Envolverde - EcoAgência

sábado, 6 de março de 2010

A prancha de surf como um produto sustentável

Os tempos mudaram junto com os materiais construtivos. Da madeira de balsa para a espuma de Poliuretano rígido expandido, revestida com resina de poliéster, fibra de vidro e outras substâncias químicas.

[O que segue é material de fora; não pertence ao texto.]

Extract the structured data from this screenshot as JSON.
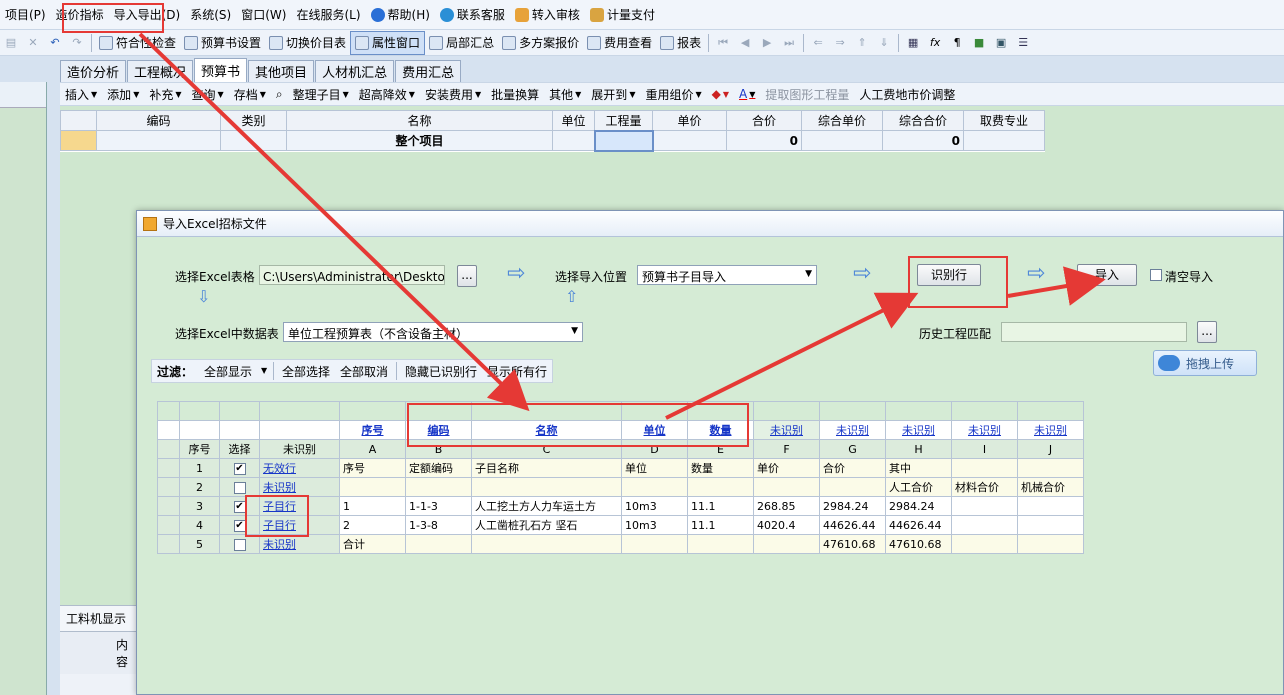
{
  "menubar": {
    "items": [
      "项目(P)",
      "造价指标",
      "导入导出(D)",
      "系统(S)",
      "窗口(W)",
      "在线服务(L)",
      "帮助(H)",
      "联系客服",
      "转入审核",
      "计量支付"
    ]
  },
  "toolbar1": {
    "items": [
      "符合性检查",
      "预算书设置",
      "切换价目表",
      "属性窗口",
      "局部汇总",
      "多方案报价",
      "费用查看",
      "报表"
    ]
  },
  "tabs": [
    "造价分析",
    "工程概况",
    "预算书",
    "其他项目",
    "人材机汇总",
    "费用汇总"
  ],
  "active_tab": "预算书",
  "toolbar2": {
    "items": [
      "插入",
      "添加",
      "补充",
      "查询",
      "存档",
      "整理子目",
      "超高降效",
      "安装费用",
      "批量换算",
      "其他",
      "展开到",
      "重用组价",
      "提取图形工程量",
      "人工费地市价调整"
    ]
  },
  "main_grid": {
    "headers": [
      "编码",
      "类别",
      "名称",
      "单位",
      "工程量",
      "单价",
      "合价",
      "综合单价",
      "综合合价",
      "取费专业"
    ],
    "row": {
      "name": "整个项目",
      "heji": "0",
      "zonghe_heji": "0"
    }
  },
  "bottom_panel": {
    "title": "工料机显示",
    "col": "内容"
  },
  "dialog": {
    "title": "导入Excel招标文件",
    "select_excel_label": "选择Excel表格",
    "excel_path": "C:\\Users\\Administrator\\Desktop\\单位",
    "browse": "...",
    "import_pos_label": "选择导入位置",
    "import_pos_value": "预算书子目导入",
    "identify_btn": "识别行",
    "import_btn": "导入",
    "clear_import_label": "清空导入",
    "sheet_label": "选择Excel中数据表",
    "sheet_value": "单位工程预算表（不含设备主材）",
    "history_label": "历史工程匹配",
    "history_browse": "...",
    "upload_btn": "拖拽上传",
    "filter": {
      "label": "过滤：",
      "value": "全部显示",
      "items": [
        "全部选择",
        "全部取消",
        "隐藏已识别行",
        "显示所有行"
      ]
    },
    "grid": {
      "side_headers": [
        "序号",
        "选择",
        "未识别"
      ],
      "col_links": [
        "序号",
        "编码",
        "名称",
        "单位",
        "数量",
        "未识别",
        "未识别",
        "未识别",
        "未识别",
        "未识别"
      ],
      "col_letters": [
        "A",
        "B",
        "C",
        "D",
        "E",
        "F",
        "G",
        "H",
        "I",
        "J"
      ],
      "rows": [
        {
          "no": "1",
          "checked": true,
          "type": "无效行",
          "cells": [
            "序号",
            "定额编码",
            "子目名称",
            "单位",
            "数量",
            "单价",
            "合价",
            "其中",
            "",
            ""
          ]
        },
        {
          "no": "2",
          "checked": false,
          "type": "未识别",
          "cells": [
            "",
            "",
            "",
            "",
            "",
            "",
            "",
            "人工合价",
            "材料合价",
            "机械合价"
          ]
        },
        {
          "no": "3",
          "checked": true,
          "type": "子目行",
          "cells": [
            "1",
            "1-1-3",
            "人工挖土方人力车运土方",
            "10m3",
            "11.1",
            "268.85",
            "2984.24",
            "2984.24",
            "",
            ""
          ]
        },
        {
          "no": "4",
          "checked": true,
          "type": "子目行",
          "cells": [
            "2",
            "1-3-8",
            "人工凿桩孔石方 坚石",
            "10m3",
            "11.1",
            "4020.4",
            "44626.44",
            "44626.44",
            "",
            ""
          ]
        },
        {
          "no": "5",
          "checked": false,
          "type": "未识别",
          "cells": [
            "合计",
            "",
            "",
            "",
            "",
            "",
            "47610.68",
            "47610.68",
            "",
            ""
          ]
        }
      ]
    }
  },
  "colors": {
    "highlight": "#e53935",
    "grid_green": "#d5ebd5",
    "link": "#1736c8",
    "orange": "#f6d88e"
  }
}
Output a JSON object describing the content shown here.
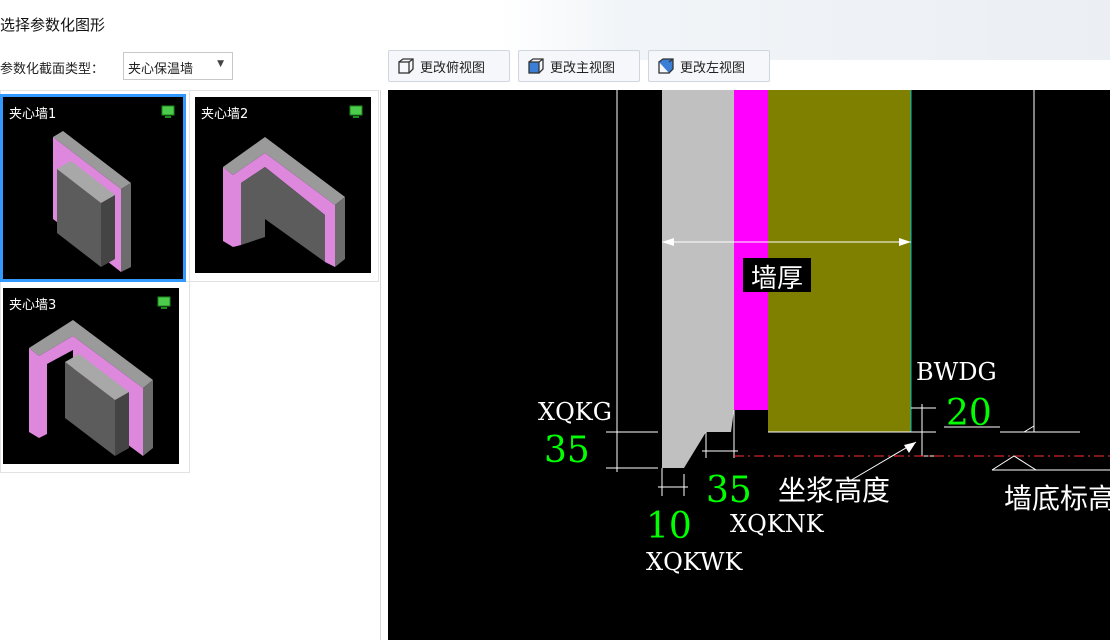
{
  "window": {
    "title": "选择参数化图形"
  },
  "section_type": {
    "label": "参数化截面类型：",
    "selected": "夹心保温墙"
  },
  "toolbar": {
    "top_view": "更改俯视图",
    "front_view": "更改主视图",
    "left_view": "更改左视图"
  },
  "thumbnails": [
    {
      "name": "夹心墙1",
      "selected": true
    },
    {
      "name": "夹心墙2",
      "selected": false
    },
    {
      "name": "夹心墙3",
      "selected": false
    }
  ],
  "drawing": {
    "wall_thickness_label": "墙厚",
    "bwdg_label": "BWDG",
    "bwdg_value": "20",
    "xqkg_label": "XQKG",
    "xqkg_value": "35",
    "xqknk_value": "35",
    "xqknk_label": "XQKNK",
    "mortar_label": "坐浆高度",
    "xqkwk_value": "10",
    "xqkwk_label": "XQKWK",
    "wall_bottom_label": "墙底标高",
    "colors": {
      "insulation": "#ff00ff",
      "outer_leaf": "#808000",
      "inner_leaf": "#c0c0c0",
      "dim_value": "#00ff00"
    }
  }
}
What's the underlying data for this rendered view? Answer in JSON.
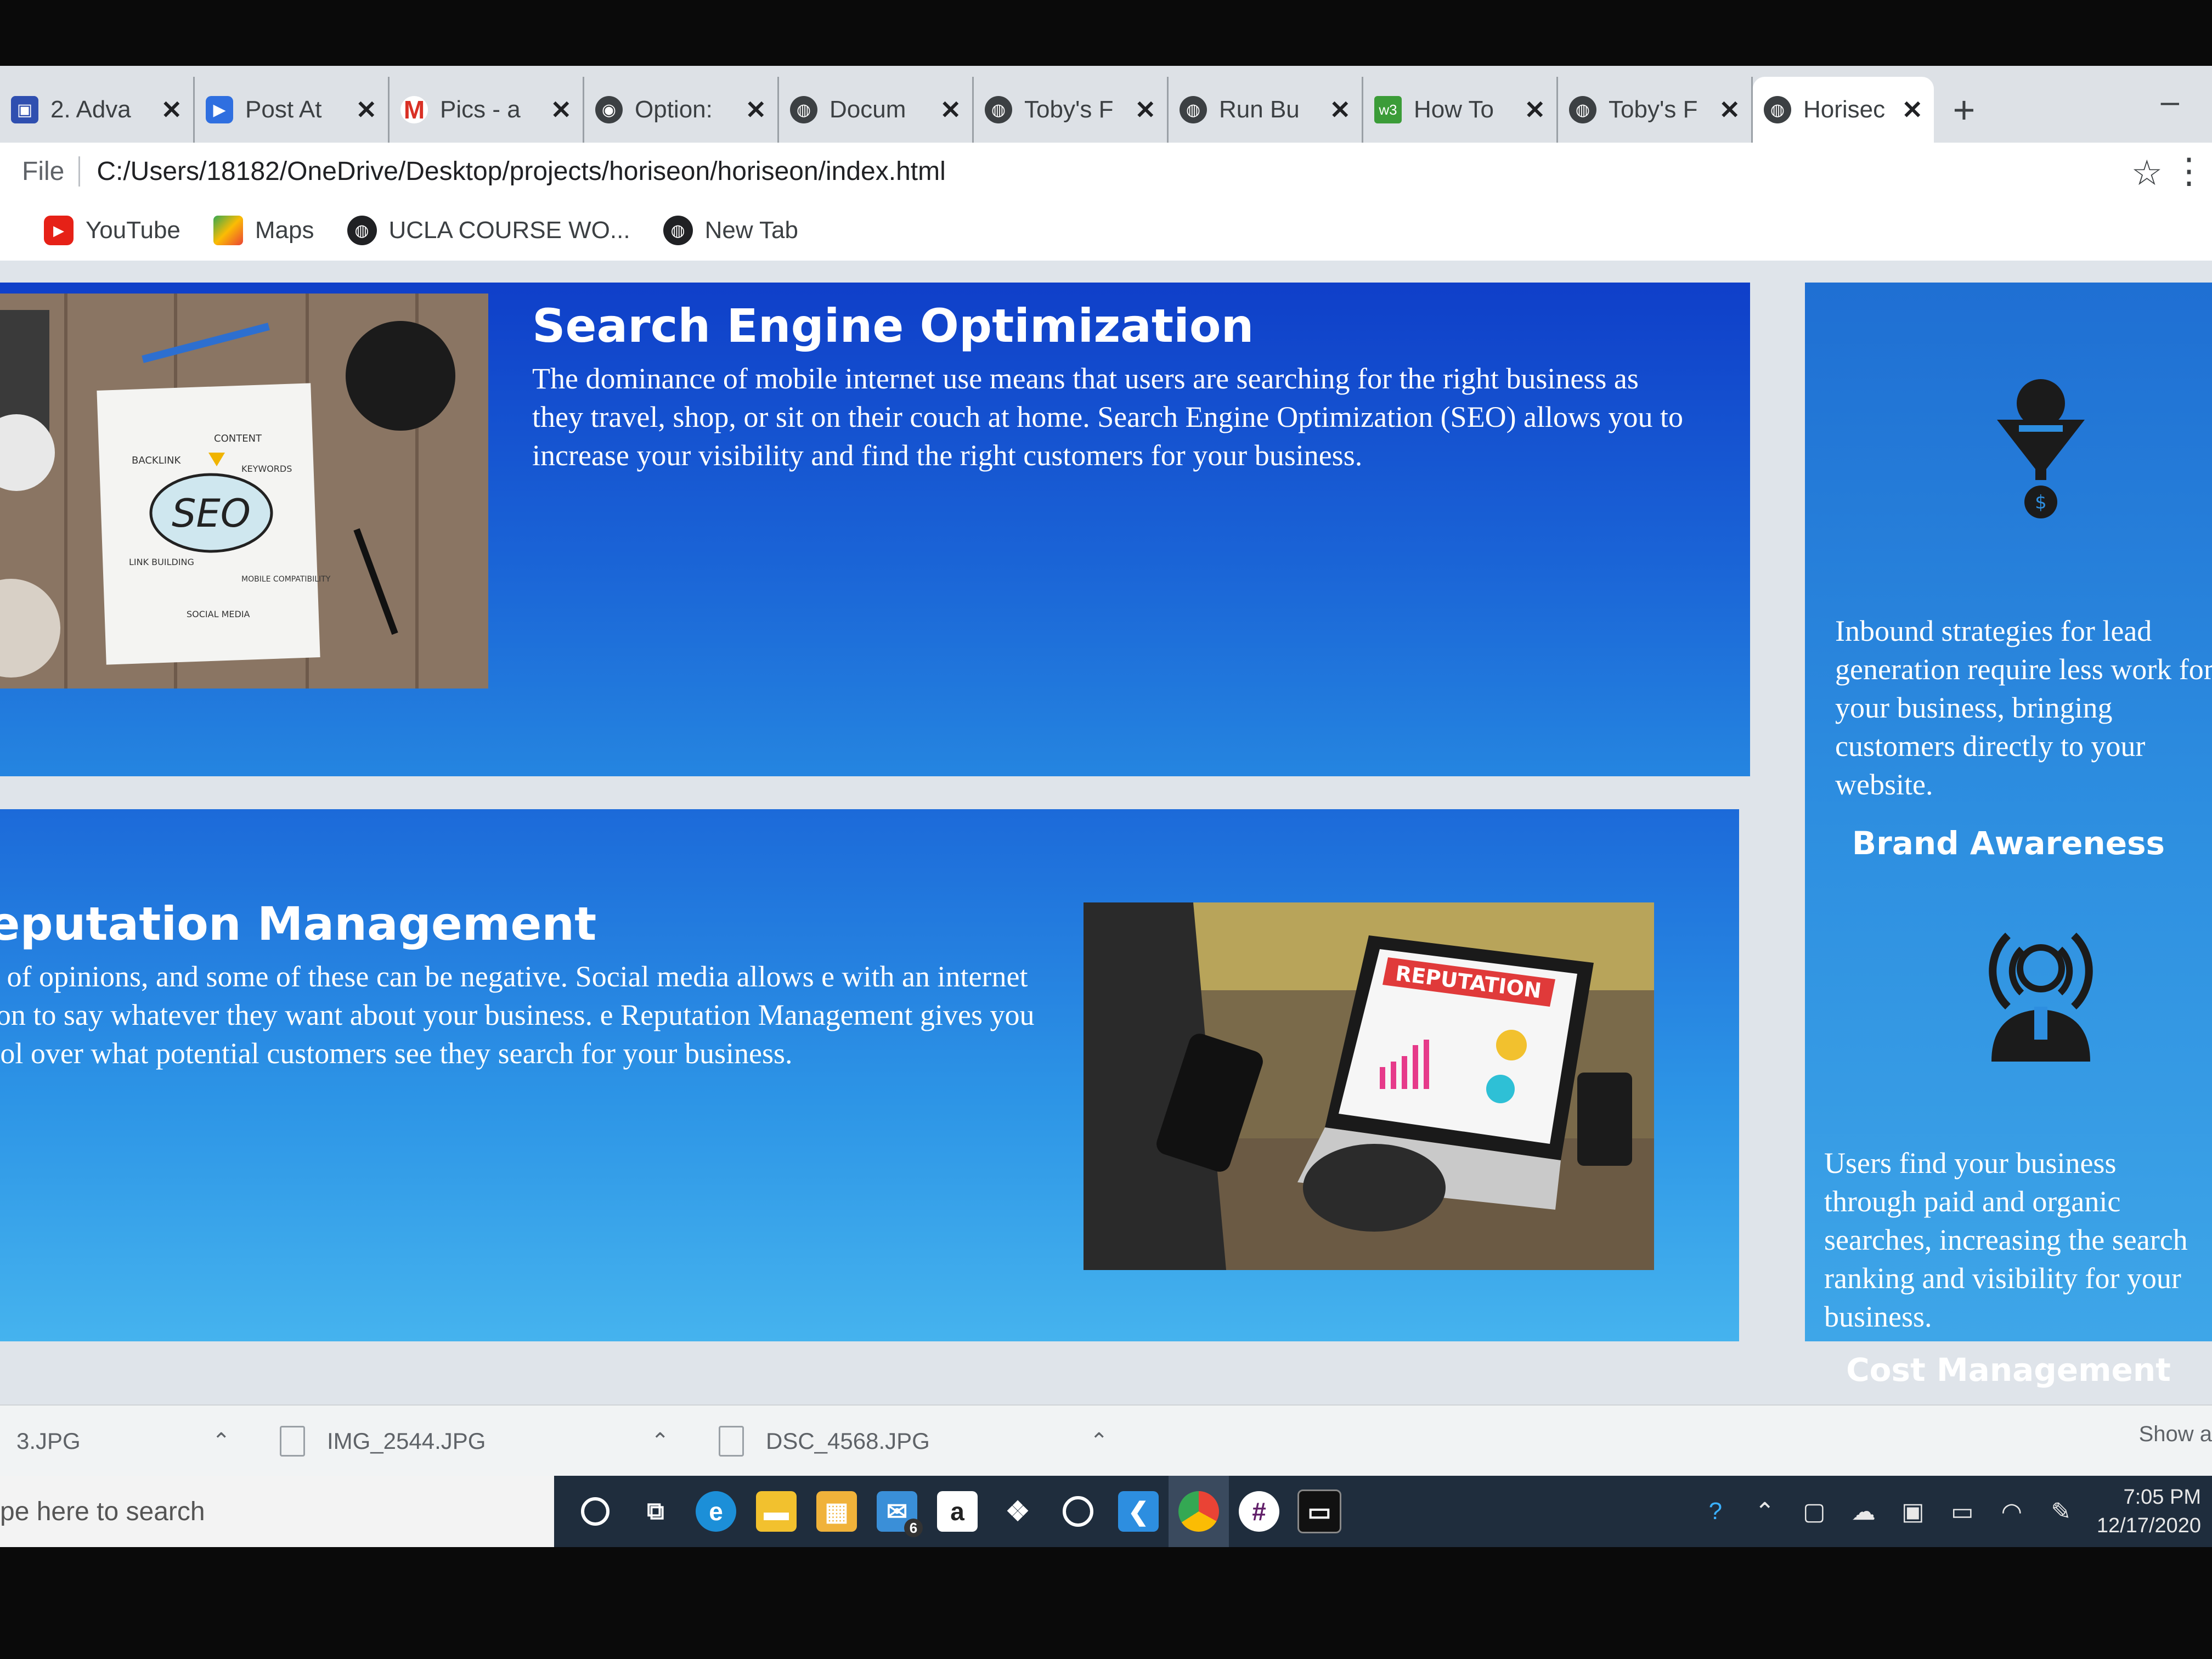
{
  "browser": {
    "tabs": [
      {
        "title": "2. Adva",
        "icon": "zoom-icon"
      },
      {
        "title": "Post At",
        "icon": "zoom-icon"
      },
      {
        "title": "Pics - a",
        "icon": "gmail-icon"
      },
      {
        "title": "Option:",
        "icon": "github-icon"
      },
      {
        "title": "Docum",
        "icon": "globe-icon"
      },
      {
        "title": "Toby's F",
        "icon": "globe-icon"
      },
      {
        "title": "Run Bu",
        "icon": "globe-icon"
      },
      {
        "title": "How To",
        "icon": "w3schools-icon"
      },
      {
        "title": "Toby's F",
        "icon": "globe-icon"
      },
      {
        "title": "Horisec",
        "icon": "globe-icon",
        "active": true
      }
    ],
    "new_tab": "+",
    "minimize": "–",
    "address": {
      "scheme_label": "File",
      "url": "C:/Users/18182/OneDrive/Desktop/projects/horiseon/horiseon/index.html"
    },
    "bookmarks": [
      {
        "label": "YouTube",
        "icon": "youtube-icon"
      },
      {
        "label": "Maps",
        "icon": "maps-icon"
      },
      {
        "label": "UCLA COURSE WO...",
        "icon": "globe-icon"
      },
      {
        "label": "New Tab",
        "icon": "globe-icon"
      }
    ]
  },
  "page": {
    "seo": {
      "title": "Search Engine Optimization",
      "text": "The dominance of mobile internet use means that users are searching for the right business as they travel, shop, or sit on their couch at home. Search Engine Optimization (SEO) allows you to increase your visibility and find the right customers for your business.",
      "image_words": [
        "SEO",
        "CONTENT",
        "BACKLINK",
        "KEYWORDS",
        "LINK BUILDING",
        "MOBILE COMPATIBILITY",
        "SOCIAL MEDIA"
      ]
    },
    "orm": {
      "title": "ine Reputation Management",
      "text": "eb is full of opinions, and some of these can be negative. Social media allows e with an internet connection to say whatever they want about your business. e Reputation Management gives you the control over what potential customers see they search for your business.",
      "image_words": [
        "REPUTATION"
      ]
    },
    "aside": {
      "lead_text": "Inbound strategies for lead generation require less work for your business, bringing customers directly to your website.",
      "brand_title": "Brand Awareness",
      "brand_text": "Users find your business through paid and organic searches, increasing the search ranking and visibility for your business.",
      "cost_title": "Cost Management"
    },
    "colors": {
      "primary": "#0f3fc9",
      "accent": "#2d95e6",
      "text": "#ffffff"
    }
  },
  "downloads": {
    "items": [
      "3.JPG",
      "IMG_2544.JPG",
      "DSC_4568.JPG"
    ],
    "show_all": "Show a"
  },
  "taskbar": {
    "search_placeholder": "pe here to search",
    "mail_badge": "6",
    "time": "7:05 PM",
    "date": "12/17/2020"
  }
}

O surf teve origem na Polinésia e relatos do Capitão Cook em 1770 já citavam que homens nobres de diversas tribos disputavam a coroa descendo em vagalhões com pranchas gigantes de troncos de árvores, que mediam cerca de 6 metros e pesavam mais de 100 Kg. Os Polinésios eram um povo do Oceano. Mesmo sem quaisquer instrumentos de navegação foram capazes de se espalhar pelo chamado triângulo polinésio - Hawaii ao norte, Ilha de Páscoa ao sudeste e Aotearoa (Nova Zelândia) localizada ao sudoeste. Com isso de alguma forma o surf chegou às ilhas havaianas e daí se expandiu pelo globo terrestre. Nesta época os materiais construtivos eram puramente orgânicos e a própria natureza se incumbia de degradá-los, sem a necessidade de uma ação específica de saneamento ambiental.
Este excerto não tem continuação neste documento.